When Sales Slump
When sales slump, companies need to concentrate on becoming even more sales process focused.
Firstly let me state that most slumps are statistically normal and often can lead to new opportunities. Being positive and having a fresh approach can assist greatly.
Long term the best outcomes will be achieved by making your company a sales focused company.
You can only develop so much new product, produce so many units, set up so many systems but at the end of the day you need sales. Sales will define your success or failure. Work toward creating a culture of “Sales focus” and being totally supportive to your sales functions.
Equip your sales teams with the skills and behaviours to become brilliant at their abilities to sell and promote your company products and services. Think about the roles and responsibilities of your Sales managers and their teams. Encourage good sales process through planning, prospecting, conversions and follow ups.
Sales Managers need skills to be able to produce the results you need in the tough economic situations we face. It is tough out there and your teams need to be better able to sell than your competitors – getting the story right – giving compelling reasons why your prospects and clients value your products and services more than their cash!
Review their skill base. Sales Managers will need a solid commercial understanding and an ability to understand the various impacts across the business. They will need abilities in planning, analysis, time management, finance, decision making, generating sales and margins, and broad industry experience with top notch product and market knowledge. They will need the ability to coach, counsel, motivate and reward your sales teams.
In the short term the answers for fixing a slump is to increase sales activity levels.
First, consider the sales funnel for your company. Your ratio of prospects to qualified prospects and to conversions all are important. It will probably be around 4:2:1 so for every 4 prospects you may qualify two and get one new client. It’s a numbers game. How many prospects are your teams finding, qualifying and closing.
While you can always improve, acquiring new accounts breaks down to a series of numbers and ratios of success. Prospecting is like a huge funnel and the numbers at the top of the funnel represent the number of contacts that you initiate and the bottom of the funnel (the outflow) represents ultimate sales. The more you put in at the top, the more you achieve at the bottom.

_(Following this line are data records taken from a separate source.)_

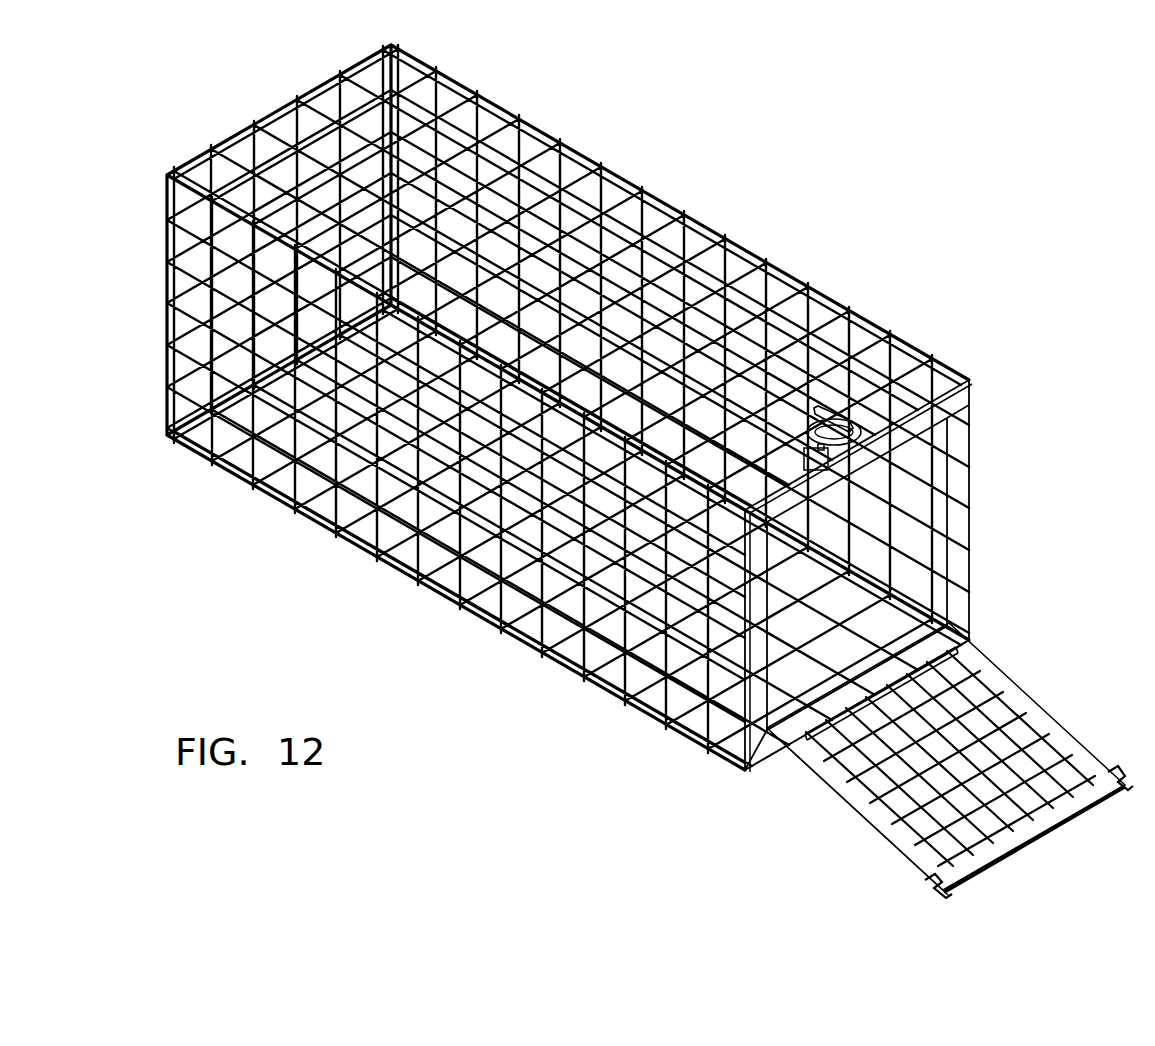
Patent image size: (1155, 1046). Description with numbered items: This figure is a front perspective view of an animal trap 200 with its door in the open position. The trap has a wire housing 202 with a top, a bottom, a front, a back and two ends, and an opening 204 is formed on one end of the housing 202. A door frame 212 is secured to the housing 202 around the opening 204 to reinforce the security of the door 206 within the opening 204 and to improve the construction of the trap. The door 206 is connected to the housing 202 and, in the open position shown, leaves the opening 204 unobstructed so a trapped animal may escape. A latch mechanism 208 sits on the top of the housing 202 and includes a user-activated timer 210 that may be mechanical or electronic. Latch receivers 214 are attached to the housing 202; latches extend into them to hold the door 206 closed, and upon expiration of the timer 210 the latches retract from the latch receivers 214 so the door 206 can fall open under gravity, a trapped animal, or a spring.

The animal trap 200 is at (635, 175).
The housing 202 is at (708, 232).
The opening 204 is at (972, 562).
The door 206 is at (1022, 740).
The latch mechanism 208 is at (855, 428).
The timer 210 is at (821, 450).
The door frame 212 is at (778, 757).
The latch receivers 214 is at (920, 880).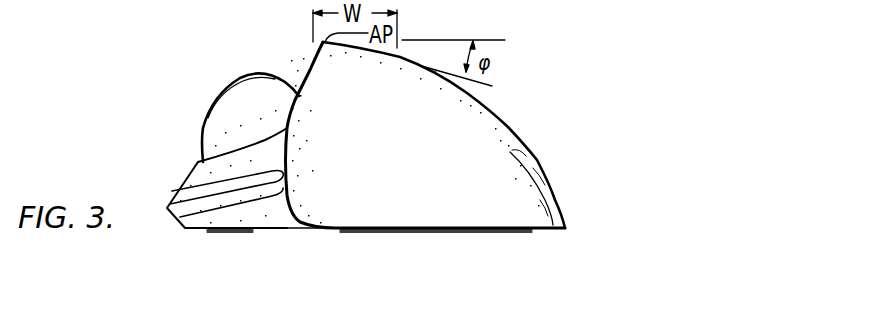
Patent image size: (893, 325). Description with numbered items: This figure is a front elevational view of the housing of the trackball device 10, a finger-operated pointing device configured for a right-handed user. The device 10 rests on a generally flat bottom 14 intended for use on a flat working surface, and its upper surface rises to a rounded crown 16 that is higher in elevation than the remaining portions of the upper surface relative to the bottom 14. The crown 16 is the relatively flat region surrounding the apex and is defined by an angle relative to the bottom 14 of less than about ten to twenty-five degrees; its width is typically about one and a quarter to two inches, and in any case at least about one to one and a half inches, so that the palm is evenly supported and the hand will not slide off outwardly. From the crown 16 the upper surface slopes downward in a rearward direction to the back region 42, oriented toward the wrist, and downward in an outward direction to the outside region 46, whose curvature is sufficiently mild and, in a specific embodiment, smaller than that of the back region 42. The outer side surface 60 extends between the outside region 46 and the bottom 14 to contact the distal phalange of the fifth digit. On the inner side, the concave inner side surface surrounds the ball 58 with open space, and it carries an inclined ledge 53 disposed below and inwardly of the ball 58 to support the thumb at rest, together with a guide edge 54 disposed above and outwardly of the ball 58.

The trackball device 10 is at (562, 50).
The bottom 14 is at (267, 231).
The crown 16 is at (342, 58).
The back region 42 is at (350, 183).
The outside region 46 is at (508, 127).
The ledge 53 is at (187, 177).
The guide edge 54 is at (307, 63).
The ball 58 is at (256, 128).
The outer side surface 60 is at (555, 196).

Goal-setting determines what you need to do and triggers the discipline that’s needed to sustain your calling average and conversion to a sale. To start the goal-setting process, you first decide how many new accounts you need to acquire on a yearly basis. Let’s assume that the number is 50 accounts for the year. Next, you should determine how many prospects you need (an estimate) to provide you with these 50 accounts. This is a personal, industry, or company estimate based on experience; with time, you can refine the number.
Suppose your closing ratio is 4:1, in that for every four qualified prospects you find, you can reasonably expect to sell one. If this rough formula holds true, it means that you need to search out 200 qualified prospects during the year in order to sell 50.

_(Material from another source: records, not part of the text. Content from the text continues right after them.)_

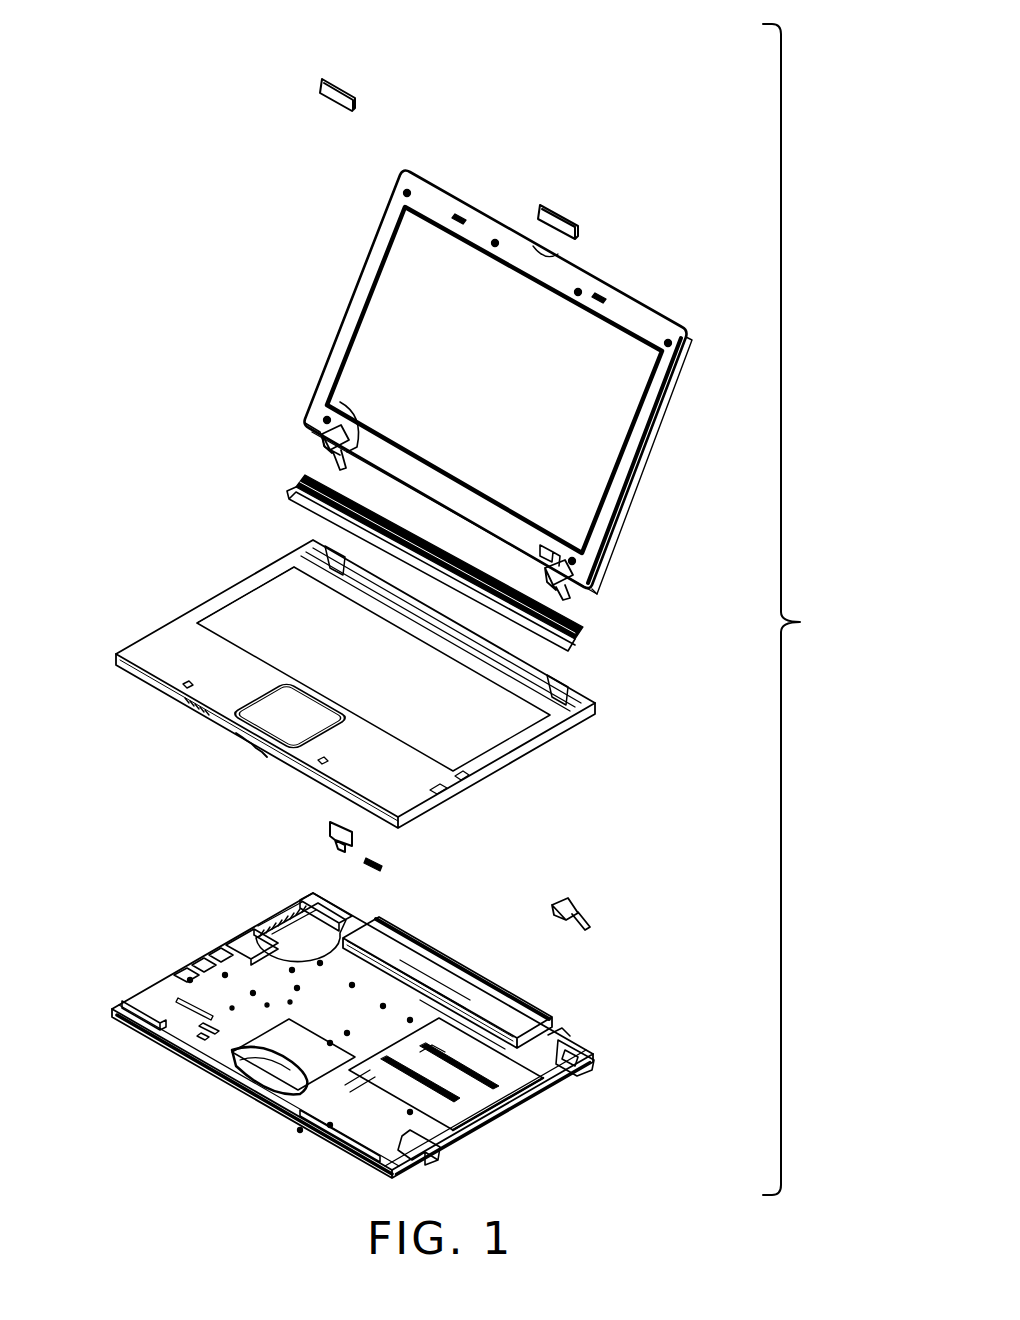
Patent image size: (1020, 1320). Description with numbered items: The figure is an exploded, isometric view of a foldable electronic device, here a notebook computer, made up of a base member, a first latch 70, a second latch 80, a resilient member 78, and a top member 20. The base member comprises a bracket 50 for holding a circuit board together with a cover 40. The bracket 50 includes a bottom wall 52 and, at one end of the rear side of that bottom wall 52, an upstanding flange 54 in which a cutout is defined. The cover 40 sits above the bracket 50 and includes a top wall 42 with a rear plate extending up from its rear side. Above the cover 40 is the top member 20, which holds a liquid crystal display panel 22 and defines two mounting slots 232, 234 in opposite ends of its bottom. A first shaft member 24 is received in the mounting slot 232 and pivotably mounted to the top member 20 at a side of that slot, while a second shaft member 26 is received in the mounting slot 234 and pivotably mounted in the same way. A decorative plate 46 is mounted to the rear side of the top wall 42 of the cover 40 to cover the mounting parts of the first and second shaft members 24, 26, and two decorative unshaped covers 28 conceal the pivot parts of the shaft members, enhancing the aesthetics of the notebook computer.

The top member 20 is at (640, 282).
The display panel 22 is at (400, 280).
The mounting slot 232 is at (356, 420).
The mounting slot 234 is at (553, 553).
The first shaft member 24 is at (322, 435).
The second shaft member 26 is at (572, 588).
The decorative unshaped cover 28 is at (560, 212).
The decorative plate 46 is at (565, 630).
The cover 40 is at (535, 760).
The top wall 42 is at (175, 645).
The first latch 70 is at (326, 826).
The resilient member 78 is at (383, 862).
The second latch 80 is at (586, 906).
The bracket 50 is at (187, 944).
The bottom wall 52 is at (470, 1100).
The flange 54 is at (592, 1052).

The telephone is a fantastic tool for accessing and qualifying prospective buyers. It’s also a great time-saver in terms of eliminating travel and waiting time. The key to using the telephone, if you’re not familiar with it, is to sell the appointment rather than trying to do your selling over the phone (or getting trapped into it by the prospect’s questions). With planning, and good skills, the telephone is clearly the most efficient method for prospecting large numbers of potential accounts. On the downside, you have to be skilful in overcoming obstacles like voicemail and “gatekeepers” who try to screen you from the decision-maker.
The objective of prospecting is to get a qualified appointment or be able to transition from a prospecting call into a qualified presentation.
The key to successful selling is successful prospecting. It is THAT important. Unquestionably, the route to an order or new account begins with prospecting. Your skills at prospecting will determine, to a great extent, how successful a salesperson you are. The secret to effective prospecting is to build up a backlog of prospects so abundant that you will never have to worry about where to go or whom to call on. You have an organised plan for every working day.
I encourage you to start this process today. Your sales results will only be ever as good as your ability to prospect.